SHEFFIELD CAPITAL CORP., assignee of the FEDERAL DEPOSIT INSURANCE CORPORATION,

Appellee.

Appeal from the United States District Court For the Southern District of Texas July 17, 1996 Before HIGGINBOTHAM, DUHÉ, and EMILIO M. GARZA, Circuit Judges.

PER CURIAM:* Jamie Byrne Creech appeals the district court’s order affirming the bankruptcy court’s decision to deny Creech’s

* Pursuant to Local Rule 47.5, the Court has determined that this opinion should not be published and is not precedent except under the limited circumstances set forth in Local Rule 47.5.4. objections and allow the FDIC’s claim against her Chapter 13 bankruptcy estate. After carefully reviewing the record, we hold that the bankruptcy court’s finding that the FDIC’s claim was governed by the “Modification Agreement” was not clearly erroneous.

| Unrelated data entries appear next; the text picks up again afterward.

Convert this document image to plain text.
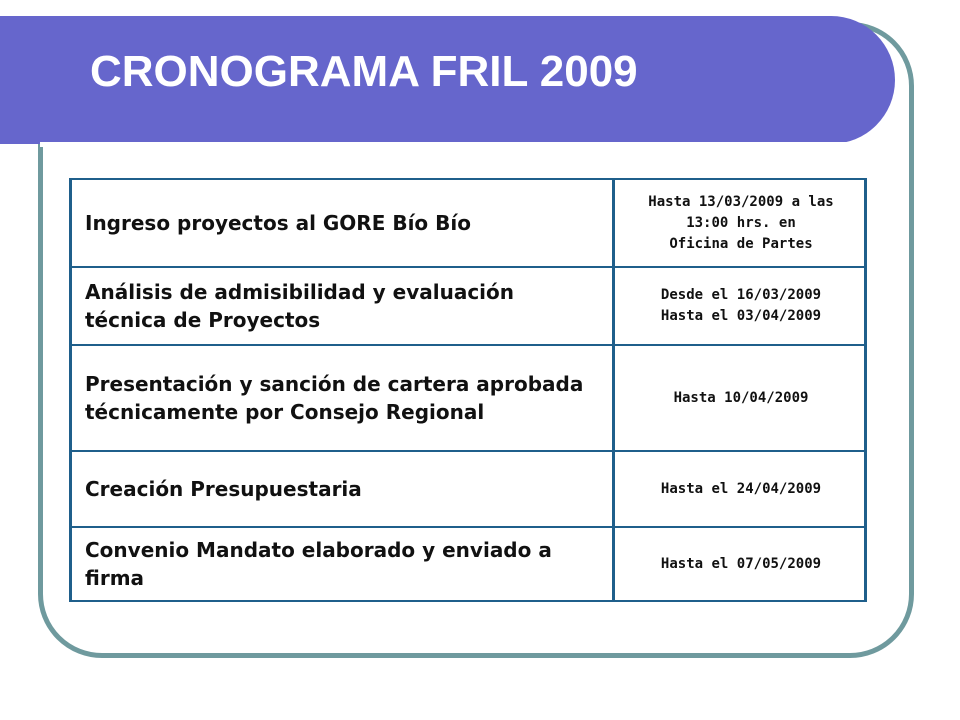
CRONOGRAMA FRIL 2009
Ingreso proyectos al GORE Bío Bío	Hasta 13/03/2009 a las
13:00 hrs. en
Oficina de Partes
Análisis de admisibilidad y evaluación técnica de Proyectos	Desde el 16/03/2009
Hasta el 03/04/2009
Presentación y sanción de cartera aprobada técnicamente por Consejo Regional	Hasta 10/04/2009
Creación Presupuestaria	Hasta el 24/04/2009
Convenio Mandato elaborado y enviado a firma	Hasta el 07/05/2009
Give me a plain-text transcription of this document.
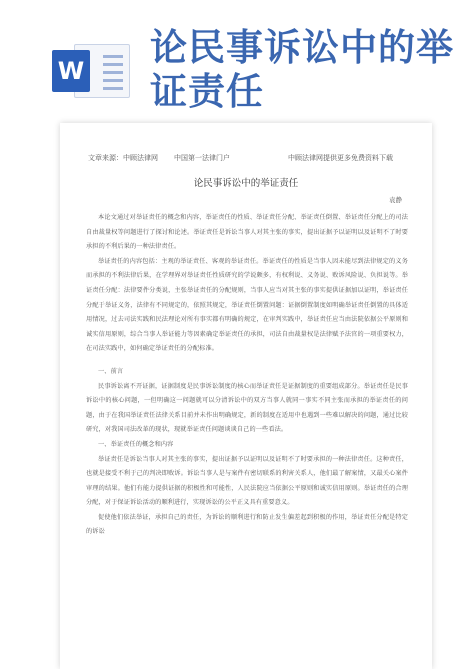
W
论民事诉讼中的举证责任
文章来源：中顾法律网 中国第一法律门户	中顾法律网提供更多免费资料下载
论民事诉讼中的举证责任
袁静

本论文通过对举证责任的概念和内容，举证责任的性质、举证责任分配、举证责任倒置、举证责任分配上的司法自由裁量权等问题进行了探讨和论述。举证责任是诉讼当事人对其主张的事实，提出证据予以证明以及证明不了时要承担的不利后果的一种法律责任。

举证责任的内容包括：主观的举证责任、客观的举证责任。举证责任的性质是当事人因未能尽到法律规定的义务而承担的不利法律后果，在学理界对举证责任性质研究的学说颇多，有权利说、义务说、败诉风险说、负担说等。举证责任分配：法律要件分类说，主张举证责任的分配规则，当事人应当对其主张的事实提供证据加以证明，举证责任分配于举证义务，法律有不同规定的，依照其规定，举证责任倒置问题：证据倒置制度如明确举证责任倒置的具体适用情况，过去司法实践和民法理论对所有事实都有明确的规定，在审判实践中，举证责任应当由法院依据公平原则和诚实信用原则，综合当事人举证能力等因素确定举证责任的承担，司法自由裁量权是法律赋予法官的一项重要权力，在司法实践中，如何确定举证责任的分配标准。

一、前言

民事诉讼离不开证据，证据制度是民事诉讼制度的核心而举证责任是证据制度的重要组成部分。举证责任是民事诉讼中的核心问题，一但明确这一问题就可以分清诉讼中的双方当事人就同一事实不同主张而承担的举证责任的问题，由于在我国举证责任法律关系目前并未作出明确规定，新的制度在适用中也遇到一些难以解决的问题，通过比较研究，对我国司法改革的现状，现就举证责任问题谈谈自己的一些看法。

一、举证责任的概念和内容

举证责任是诉讼当事人对其主张的事实，提出证据予以证明以及证明不了时要承担的一种法律责任。这种责任，也就是接受不利于己的判决即败诉。诉讼当事人是与案件有密切联系的利害关系人，他们最了解案情，又最关心案件审理的结果。他们有能力提供证据的积极性和可能性，人民法院应当依据公平原则和诚实信用原则。举证责任的合理分配，对于保证诉讼活动的顺利进行，实现诉讼的公平正义具有重要意义。

促使他们依法举证，承担自己的责任，为诉讼的顺利进行和防止发生偏差起到积极的作用，举证责任分配是特定的诉讼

See United States Abatement Corp. v. Mobil Exploration and Producing U.S., Inc., 79 F.3d 393, 397-98 (5th Cir. 1996) (holding that, in the context of bankruptcy appeals, “we perform the identical task as the district court, reviewing the bankruptcy court’s findings of fact under the clearly erroneous standard”); Border v. McDaniel, 70 F.3d 841, 842-43 (5th Cir. 1995) (holding that in reviewing bankruptcy court’s findings of fact, “we must defer to that court’s findings unless, after review of all the evidence, we are left with a firm and definite conviction that the bankruptcy court erred”). We further hold that the bankruptcy court did not err in finding that Creech had failed to present any evidence to support her claim of usury. See Thrift v. Hubbard, 44 F.3d 348, 359 (5th Cir. 1995) (setting forth elements of usury claims and noting the Texas presumption against finding usury absent clear evidence to the contrary). Finally, we hold that the bankruptcy court did not abuse its discretion in declining to admit the “Assignment of Note” document which had been rendered irrelevant to the case by the superseding Modification Agreement.

See Stephenson v. Salisbury, 967 F.2d 1069, 1074 (5th Cir. 1992) (applying abuse of discretion analysis to bankruptcy court’s evidentiary rulings, and noting the “great latitude allowed in the conduct of a bench trial”).

-2- For the foregoing reasons, we AFFIRM.